Council members pressed DC Water about boil‑water advisories in 2024 tied to Washington Aqueduct operations and algal blooms, and asked how the District will reduce reliance on a single federal source of treated water.

Several committee members focused questions on the Washington Aqueduct, the federal source that supplies water to the District. DC Water leaders said two of the 2024 advisories were tied to external issues at the Washington Aqueduct — an algal bloom that reduced intake capacity and an instance where a valve operation upstream reduced flow to the city — and described the District’s limited direct control over the Aqueduct’s infrastructure.

DC Water’s account: CEO David Gaddis and operations chief Jeff Thompson said Washington Aqueduct lacked some treatment capacity (algae‑dosing capability) until recently and that DC Water’s visibility into daily Aqueduct operations is limited because the Aqueduct is federally operated. They said the authority is pressing for closer operational coordination and exploring proposals to station a DC Water liaison at the Aqueduct site. Committee members stressed the city’s vulnerability from relying primarily on the Aqueduct for treated water and asked what steps have been taken regionally to find a second source or increase storage; DC Water staff said it participates in Metropolitan Washington Council of Governments (COG) discussions and technical work on options such as increased storage, aquifer storage and recovery, water reuse and desalination.

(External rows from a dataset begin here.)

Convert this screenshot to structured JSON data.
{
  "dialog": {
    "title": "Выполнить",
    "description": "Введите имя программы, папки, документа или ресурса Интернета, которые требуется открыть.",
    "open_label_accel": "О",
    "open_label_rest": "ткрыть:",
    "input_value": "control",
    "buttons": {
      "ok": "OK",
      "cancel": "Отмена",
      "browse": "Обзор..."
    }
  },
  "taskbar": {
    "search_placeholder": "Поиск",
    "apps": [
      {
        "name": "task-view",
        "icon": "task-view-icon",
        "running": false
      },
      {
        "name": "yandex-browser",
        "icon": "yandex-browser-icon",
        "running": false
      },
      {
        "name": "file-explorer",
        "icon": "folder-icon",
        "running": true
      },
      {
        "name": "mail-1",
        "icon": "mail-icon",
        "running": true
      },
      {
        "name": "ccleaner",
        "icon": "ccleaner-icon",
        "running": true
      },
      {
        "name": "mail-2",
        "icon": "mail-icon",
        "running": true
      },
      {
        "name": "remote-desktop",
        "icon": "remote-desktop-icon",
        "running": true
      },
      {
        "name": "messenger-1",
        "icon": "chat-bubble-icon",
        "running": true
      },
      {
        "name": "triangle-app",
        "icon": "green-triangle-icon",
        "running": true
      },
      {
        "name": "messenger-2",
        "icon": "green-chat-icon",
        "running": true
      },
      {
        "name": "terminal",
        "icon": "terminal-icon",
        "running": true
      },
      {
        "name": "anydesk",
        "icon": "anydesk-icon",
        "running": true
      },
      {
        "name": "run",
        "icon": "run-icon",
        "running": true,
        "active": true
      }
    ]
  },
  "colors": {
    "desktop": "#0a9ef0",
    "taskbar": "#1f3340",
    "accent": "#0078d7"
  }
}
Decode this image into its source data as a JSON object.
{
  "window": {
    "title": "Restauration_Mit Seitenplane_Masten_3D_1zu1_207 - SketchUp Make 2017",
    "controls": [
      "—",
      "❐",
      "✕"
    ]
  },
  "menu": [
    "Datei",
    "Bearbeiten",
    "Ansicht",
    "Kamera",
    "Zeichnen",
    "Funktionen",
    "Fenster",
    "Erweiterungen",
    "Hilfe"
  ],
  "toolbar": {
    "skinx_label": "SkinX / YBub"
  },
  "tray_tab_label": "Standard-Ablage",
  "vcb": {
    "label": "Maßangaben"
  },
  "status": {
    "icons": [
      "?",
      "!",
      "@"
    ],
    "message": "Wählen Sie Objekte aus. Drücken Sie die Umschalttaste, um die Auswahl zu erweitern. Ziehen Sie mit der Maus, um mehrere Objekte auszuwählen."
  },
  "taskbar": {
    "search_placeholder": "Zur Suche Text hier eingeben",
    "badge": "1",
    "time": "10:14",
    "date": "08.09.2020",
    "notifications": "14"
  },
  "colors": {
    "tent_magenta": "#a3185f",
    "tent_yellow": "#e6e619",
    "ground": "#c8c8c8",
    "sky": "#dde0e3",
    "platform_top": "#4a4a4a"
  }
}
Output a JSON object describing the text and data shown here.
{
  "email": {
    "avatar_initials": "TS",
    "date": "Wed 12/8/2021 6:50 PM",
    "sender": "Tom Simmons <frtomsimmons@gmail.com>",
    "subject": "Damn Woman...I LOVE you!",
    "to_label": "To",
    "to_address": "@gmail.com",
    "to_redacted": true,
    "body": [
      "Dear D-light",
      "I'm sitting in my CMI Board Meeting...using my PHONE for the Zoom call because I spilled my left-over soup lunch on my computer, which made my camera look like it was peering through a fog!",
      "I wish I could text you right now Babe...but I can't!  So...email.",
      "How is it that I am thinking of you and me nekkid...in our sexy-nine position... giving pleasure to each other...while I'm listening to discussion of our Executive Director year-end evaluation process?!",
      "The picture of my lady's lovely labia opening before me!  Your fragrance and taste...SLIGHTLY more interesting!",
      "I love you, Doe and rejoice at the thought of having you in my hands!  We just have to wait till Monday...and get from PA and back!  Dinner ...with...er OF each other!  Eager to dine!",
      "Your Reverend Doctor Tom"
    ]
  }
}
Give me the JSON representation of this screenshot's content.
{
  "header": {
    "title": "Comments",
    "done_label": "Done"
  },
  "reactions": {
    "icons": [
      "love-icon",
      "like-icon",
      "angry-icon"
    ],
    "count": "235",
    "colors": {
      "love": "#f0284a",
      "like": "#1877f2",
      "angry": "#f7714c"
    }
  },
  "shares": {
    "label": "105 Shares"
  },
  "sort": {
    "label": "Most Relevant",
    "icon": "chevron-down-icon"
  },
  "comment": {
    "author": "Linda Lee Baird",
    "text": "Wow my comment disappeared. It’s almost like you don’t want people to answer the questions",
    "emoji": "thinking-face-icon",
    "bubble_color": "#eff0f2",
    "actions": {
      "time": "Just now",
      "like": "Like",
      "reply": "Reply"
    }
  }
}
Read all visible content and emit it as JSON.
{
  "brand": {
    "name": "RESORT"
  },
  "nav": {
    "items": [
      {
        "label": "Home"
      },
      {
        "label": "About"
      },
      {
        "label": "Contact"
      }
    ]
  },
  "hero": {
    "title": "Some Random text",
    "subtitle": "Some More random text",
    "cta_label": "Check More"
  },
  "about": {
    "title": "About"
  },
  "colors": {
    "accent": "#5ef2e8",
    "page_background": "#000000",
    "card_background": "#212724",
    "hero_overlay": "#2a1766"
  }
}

Why it matters: Boil‑water advisories and sudden intake disruptions present immediate public‑health risks. The hearing underscored how the District’s water supply chain crosses municipal and federal lines of responsibility and that improvements in regional coordination and Aqueduct capability are central to reducing the risk of future advisories.

Ending: Council members asked DC Water to provide more frequent updates on Washington Aqueduct coordination, to deliver proposals or memoranda of understanding that would increase operational transparency, and to continue working with COG on secondary source and storage options.